So I have to disagree with the premise that FFG Star Wars just "doesn't capture the right feel for Star Wars."
This may not be true for everything, but the combat side of things is quite well done for a "Star Wars" feel.
In the past, I believe
@pemerton once described D&D 4e combat as having a sort of common feel to it -- characters get hammered early, then use their wits and assets to slowly turn the tide until they overcome. Sort of a "rally to save the day after an early setback" kind of a feel.
FFG Star Wars combat doesn't follow 4e's paradigm, but it has a similar kind of structure. It's very much an "escalating risk as your resources and options slowly shrink, until you're forced to act boldly or abandon your intentions."
Its hit points + fatigue points + critical hit chart makes it so that nearly every combat action has a result of some kind. You're always shifting the narrative of combat, even just a little, on nearly every throw of the dice. The way the player resource pools + abilities + triggers based on advantageous dice rolling makes it so that in an even fight, the winning side really comes down to who can best utilize their strengths in the situation. If two sides are just fighting an evenly matched pitched battle, eventually it comes to a point where resources are depleted, the enemy is about to break through your defenses / strategy, and you're going to have to do something bold and innovative in response, or else you'd better just retreat and live to fight another day.
It's a really interesting sort of combat dynamic. It's very, very different from D&D. It's very different from Savage Worlds. It's very different from Ironsworn. In play it totally reminded me of the emotional swings watching Han try to fight his way into the shield bunker in Return of the Jedi, or the gold heist in Season 1 of Andor.
Some things go right, but lots of obstacles crop up along the way, and hard choices have to get made. FFG Star Wars combat has this same kind of distinct tug of war going on. How much do you risk? How far do you let your resources dwindle until you have to break out of the current state of battle and do something to turn the tide?

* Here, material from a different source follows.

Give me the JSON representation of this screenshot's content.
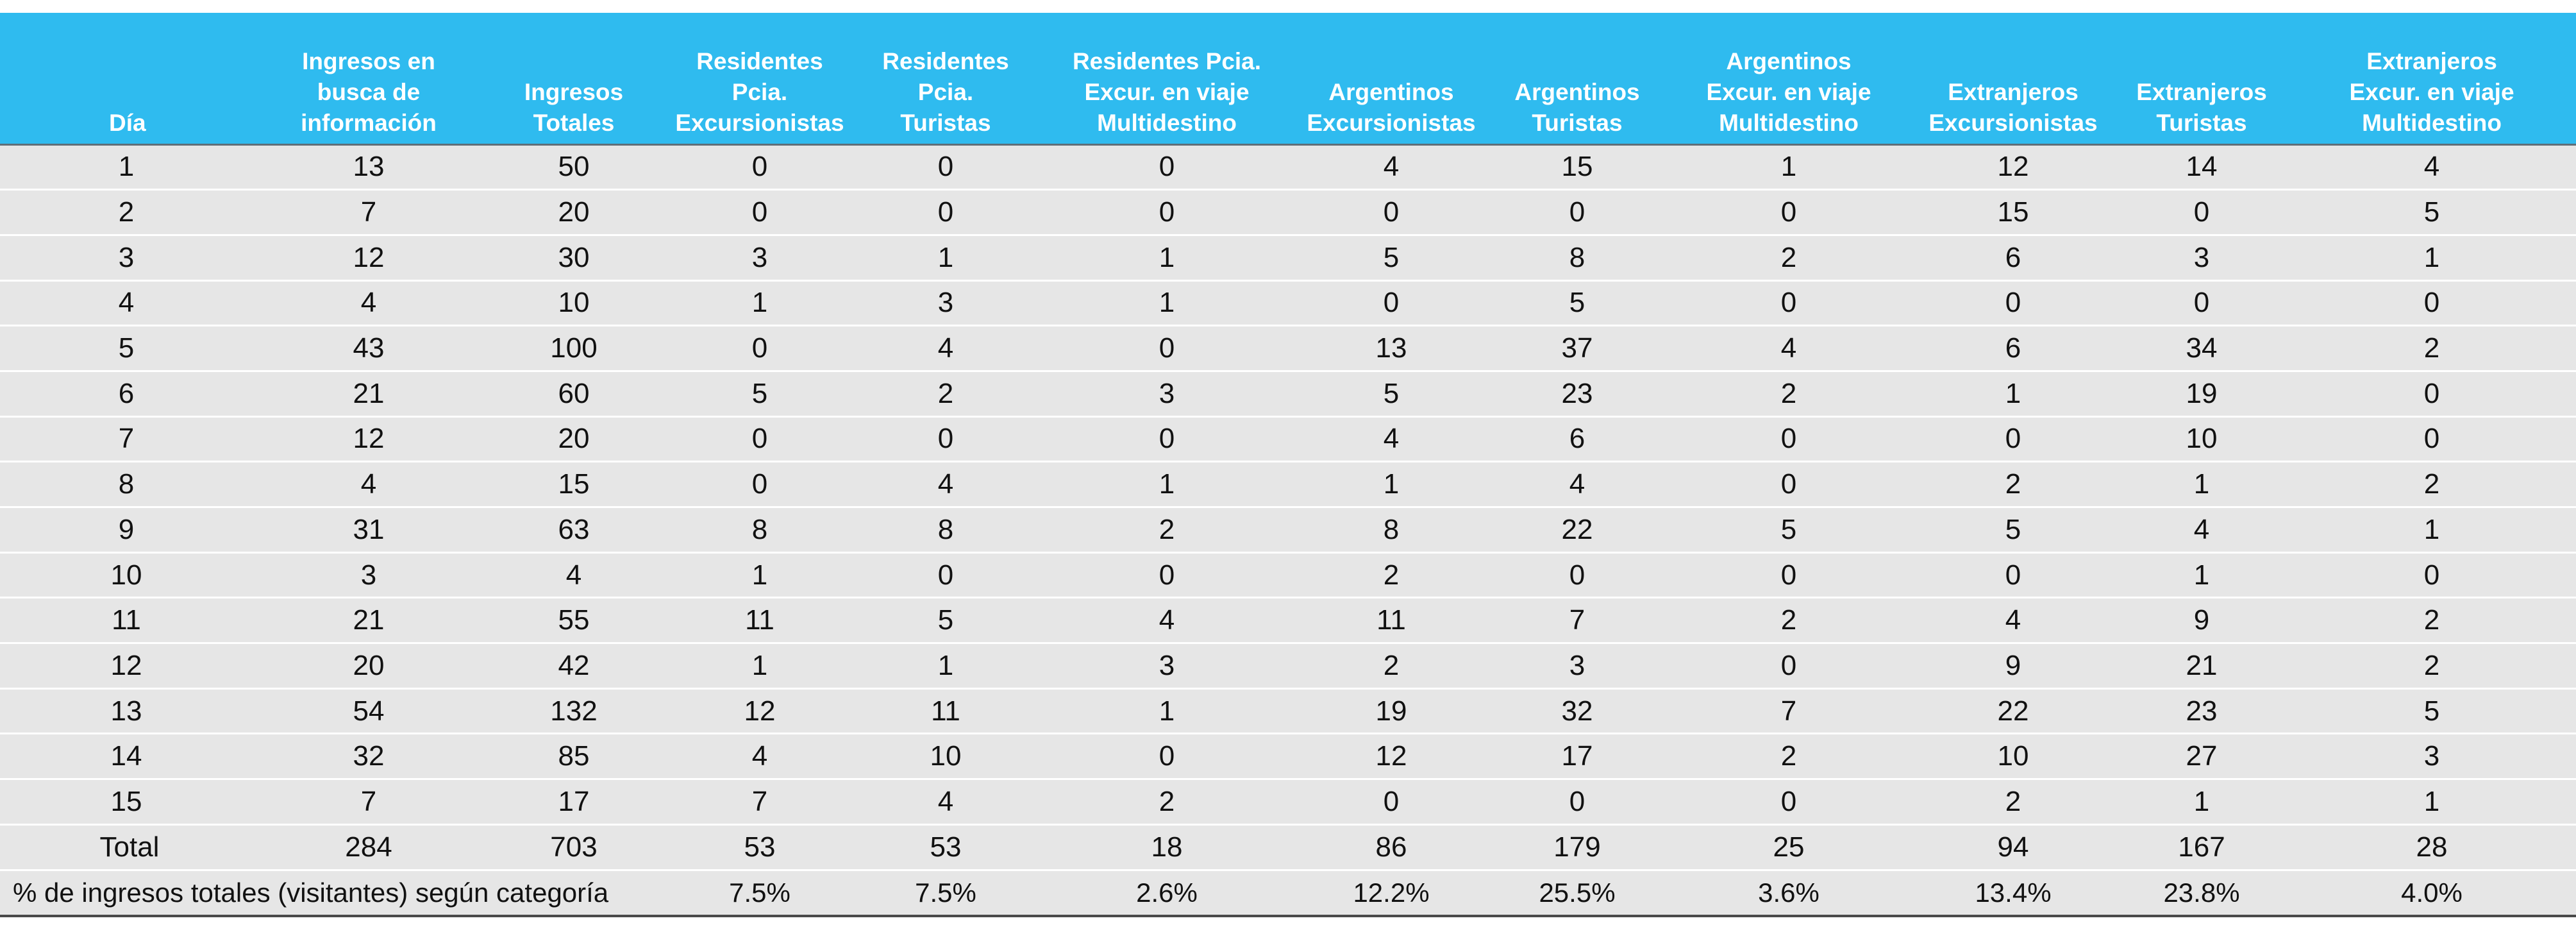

*Edit -- In retrospect, one of the things FFG Star Wars does well is telegraph when an opponent's grasp of victory is about to slip away. The overall tenor of a fight follows fairly closely with what the characters involved would be experiencing. It creates an interesting in-game narrative, where the game results are correlating one-to-one with the thought process of the character or NPC. "Man, this is getting away from me. If I don't get out of my current result loop, we're going to lose and probably get captured or worse."
This also creates an interesting dynamic because Star Wars combat isn't necessarily considered to be "to the death." Surrender and capture, bargaining, and retreat are all presented in the source fiction as being viable ways of handling a battle rather than just simply slugging it out.